Anesth Analg 2008; 107:921-925
© 2008 International Anesthesia Research Society
doi: 10.1213/ane.0b013e31817b84f4
PATIENT SAFETY
Transurethral Resection Syndrome Detected and Managed Using Transesophageal Doppler
Patrick Schober, MD*,
Eric J.H. Meuleman, PhD ,
Christa Boer, PhD*,
Stephan A. Loer, PhD*, and
Lothar A. Schwarte, PhD, DESA, EDIC*
From the Departments of *Anesthesiology, and Urology, VU University Medical Center, Amsterdam, The Netherlands.

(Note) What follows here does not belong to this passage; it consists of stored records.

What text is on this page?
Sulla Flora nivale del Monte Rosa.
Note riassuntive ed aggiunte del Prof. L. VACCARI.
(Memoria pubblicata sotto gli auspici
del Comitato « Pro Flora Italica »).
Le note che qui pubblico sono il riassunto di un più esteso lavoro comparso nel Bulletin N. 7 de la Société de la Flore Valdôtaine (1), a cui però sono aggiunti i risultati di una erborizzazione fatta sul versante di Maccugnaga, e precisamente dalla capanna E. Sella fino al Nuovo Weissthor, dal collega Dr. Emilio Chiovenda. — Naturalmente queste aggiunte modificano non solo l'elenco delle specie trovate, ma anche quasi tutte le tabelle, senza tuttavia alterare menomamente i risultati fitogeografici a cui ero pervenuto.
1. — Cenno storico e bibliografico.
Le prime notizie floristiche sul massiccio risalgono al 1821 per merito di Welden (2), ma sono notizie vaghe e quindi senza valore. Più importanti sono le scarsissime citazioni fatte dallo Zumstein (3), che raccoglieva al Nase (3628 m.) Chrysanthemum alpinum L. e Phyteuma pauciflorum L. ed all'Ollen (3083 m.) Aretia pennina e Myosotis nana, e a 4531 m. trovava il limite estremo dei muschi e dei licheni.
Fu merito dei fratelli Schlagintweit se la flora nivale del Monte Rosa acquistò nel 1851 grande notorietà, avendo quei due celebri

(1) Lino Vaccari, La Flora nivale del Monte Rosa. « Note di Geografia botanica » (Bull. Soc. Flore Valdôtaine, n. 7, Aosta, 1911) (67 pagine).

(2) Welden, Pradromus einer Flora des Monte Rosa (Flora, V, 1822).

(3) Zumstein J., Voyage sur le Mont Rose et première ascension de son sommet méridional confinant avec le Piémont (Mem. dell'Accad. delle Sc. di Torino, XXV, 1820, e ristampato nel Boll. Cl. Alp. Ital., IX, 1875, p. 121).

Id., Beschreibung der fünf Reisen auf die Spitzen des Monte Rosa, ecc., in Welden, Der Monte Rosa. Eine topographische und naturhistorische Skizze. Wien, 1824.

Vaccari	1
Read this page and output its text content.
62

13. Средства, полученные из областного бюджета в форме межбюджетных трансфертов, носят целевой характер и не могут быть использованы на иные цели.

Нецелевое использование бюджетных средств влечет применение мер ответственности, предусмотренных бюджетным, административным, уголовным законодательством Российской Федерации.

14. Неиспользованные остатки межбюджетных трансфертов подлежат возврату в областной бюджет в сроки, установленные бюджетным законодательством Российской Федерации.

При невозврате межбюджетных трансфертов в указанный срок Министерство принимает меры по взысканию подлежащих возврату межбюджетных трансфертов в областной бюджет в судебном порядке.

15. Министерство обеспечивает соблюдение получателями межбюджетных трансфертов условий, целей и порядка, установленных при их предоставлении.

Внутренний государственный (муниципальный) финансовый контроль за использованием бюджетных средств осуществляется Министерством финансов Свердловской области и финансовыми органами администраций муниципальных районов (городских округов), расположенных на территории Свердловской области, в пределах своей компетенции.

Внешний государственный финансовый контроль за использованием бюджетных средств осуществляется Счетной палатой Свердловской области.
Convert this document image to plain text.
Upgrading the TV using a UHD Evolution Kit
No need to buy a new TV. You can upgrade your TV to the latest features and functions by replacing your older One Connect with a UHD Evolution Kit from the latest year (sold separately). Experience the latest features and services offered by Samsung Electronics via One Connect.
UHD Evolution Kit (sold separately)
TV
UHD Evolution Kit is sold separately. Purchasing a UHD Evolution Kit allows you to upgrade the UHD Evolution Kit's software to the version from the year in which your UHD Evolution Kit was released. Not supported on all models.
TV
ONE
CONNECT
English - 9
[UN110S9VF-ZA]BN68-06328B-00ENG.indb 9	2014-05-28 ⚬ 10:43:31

Address correspondence to and reprint requests to Lothar A. Schwarte, MD, PhD, DESA, EDIC, Department of Anesthesiology, VU University Medical Center, De Boelelaan 1117, 1007 MB Amsterdam, The Netherlands. Address e-mail to L.Schwarte{at}vumc.nl.
Abstract
Transurethral resection syndrome during transurethral resection of the prostate (TURP) results from excessive absorption of electrolyte-free irrigation fluids causing acute hypervolemia and hyponatremia. Neuraxial anesthesia is often recommended for TURP procedures because early signs of neurological deterioration can be detected. However, in patients requiring general anesthesia, other continuous and noninvasive measures are needed. Acute intravascular hypervolemia should be reflected by changes in hemodynamic values. Transesophageal Doppler ultrasonography of the aorta allows determination of stroke volume and other advanced hemodynamic variables related to intravascular volume status. We describe the first case of intraoperative detection of a TURP syndrome by noninvasive Doppler monitoring of hemodynamic variables during TURP.